The Loneliness of Time Travel
Author : George R. Shirer
I met myself in a coffee bar the other day.
He was older, but looked pretty good.
“We should talk,” he said, then ordered us a couple of coffees.
People were giving us strange looks, but the other me didn’t seem to care. He sipped his drink and grinned at me.
“You’re taking this really well,” he said. “You have no idea how many of my younger selves freak out when I show up.”
He reached into his coat and slid a rectangular, black handheld device across the table to me.
“Take that.”
“What is it?” I asked.
“A time machine,” he said. “It’s pretty basic. Type in a date you want to go to and hit the big red button and you’re off.”
“Really?” I picked up the time machine and looked at it. “Where did you get it?”
“Another me, from further up the line.”
“Wait.” I frowned. “You said you’d met younger versions of yourself, but this is the first time I remember meeting you.”
“That’s because this is the first time we’ve met.”
“But. . . .”
“When you time travel,” said the older me, “you don’t move straight up and down your timeline. You can’t. Every time you time travel you fracture reality, cause the universe to schism in two, creating an alternate universe that you inhabit.”
I thought about that for a minute.
“So, you’re not my future self.”
“I’m an alternate future version of you,” he said.
I looked at the time machine.
“Why are you giving me this? Do you have another?”
“No,” he said. “I’m just ready to settle down.”
“What? Why?”
He looked sad. “Because every time you time travel, you create a new universe. You can never go home again, never retrace your steps, never visit the same people. Don’t get me wrong. It’s great for a while. You can see some amazing things, but, after a while, you get lonely. You want to settle down. That’s what happened to my predecessor. That’s why I’m talking to you.”

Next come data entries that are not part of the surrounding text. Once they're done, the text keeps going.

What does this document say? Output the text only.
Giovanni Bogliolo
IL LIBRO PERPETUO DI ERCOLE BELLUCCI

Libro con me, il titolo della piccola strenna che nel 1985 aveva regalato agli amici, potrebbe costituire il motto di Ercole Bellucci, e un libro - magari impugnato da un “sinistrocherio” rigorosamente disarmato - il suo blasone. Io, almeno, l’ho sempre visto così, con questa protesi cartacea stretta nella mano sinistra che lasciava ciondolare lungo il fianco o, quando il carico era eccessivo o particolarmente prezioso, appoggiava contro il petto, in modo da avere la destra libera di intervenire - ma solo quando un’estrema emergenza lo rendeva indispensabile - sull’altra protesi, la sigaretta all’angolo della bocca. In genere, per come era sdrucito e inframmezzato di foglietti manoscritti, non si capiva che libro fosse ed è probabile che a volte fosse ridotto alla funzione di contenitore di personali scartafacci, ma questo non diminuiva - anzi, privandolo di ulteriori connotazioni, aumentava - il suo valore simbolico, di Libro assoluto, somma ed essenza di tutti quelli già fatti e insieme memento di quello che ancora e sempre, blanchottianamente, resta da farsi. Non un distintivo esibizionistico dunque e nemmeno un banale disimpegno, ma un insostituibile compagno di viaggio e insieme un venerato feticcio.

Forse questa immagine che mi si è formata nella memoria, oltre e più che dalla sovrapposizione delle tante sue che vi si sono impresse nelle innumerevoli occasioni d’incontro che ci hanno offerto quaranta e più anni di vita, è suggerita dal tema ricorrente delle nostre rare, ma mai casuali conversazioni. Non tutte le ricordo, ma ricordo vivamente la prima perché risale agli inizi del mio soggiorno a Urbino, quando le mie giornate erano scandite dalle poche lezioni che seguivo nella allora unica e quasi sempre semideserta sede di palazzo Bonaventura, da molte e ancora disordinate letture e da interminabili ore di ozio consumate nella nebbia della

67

“You want to settle down here?”
“I want to take over your life,” he said. “While you go off and have adventures. Save Lincoln. Kill Hitler. Vice versa. Whatever. Take my advice though and avoid Shakespear. That guy was a jerk.”
“Really?”
The other me smiled. “Go find out for yourself.”
“That won’t be necessary,” I said, and pulled out my own time machine.
The other me stared for a second then grinned. “I suppose this was inevitable.”
“Yes,” I said.
“What happened to the us from this time-point?”
“He got held up at work,” I said.
“Thank God,” said the other me.
I handed him his time machine.
“I didn’t really want to settle down,” he said, “but. . . .”
“I know. You were lonely.”
“But not any longer,” he said.
“No. We can synch our machines up. My predecessor showed me how.”
My other self smiled and stood. He held out his hand. “Shall we?”
We left, arm in arm, and haven’t been lonely since.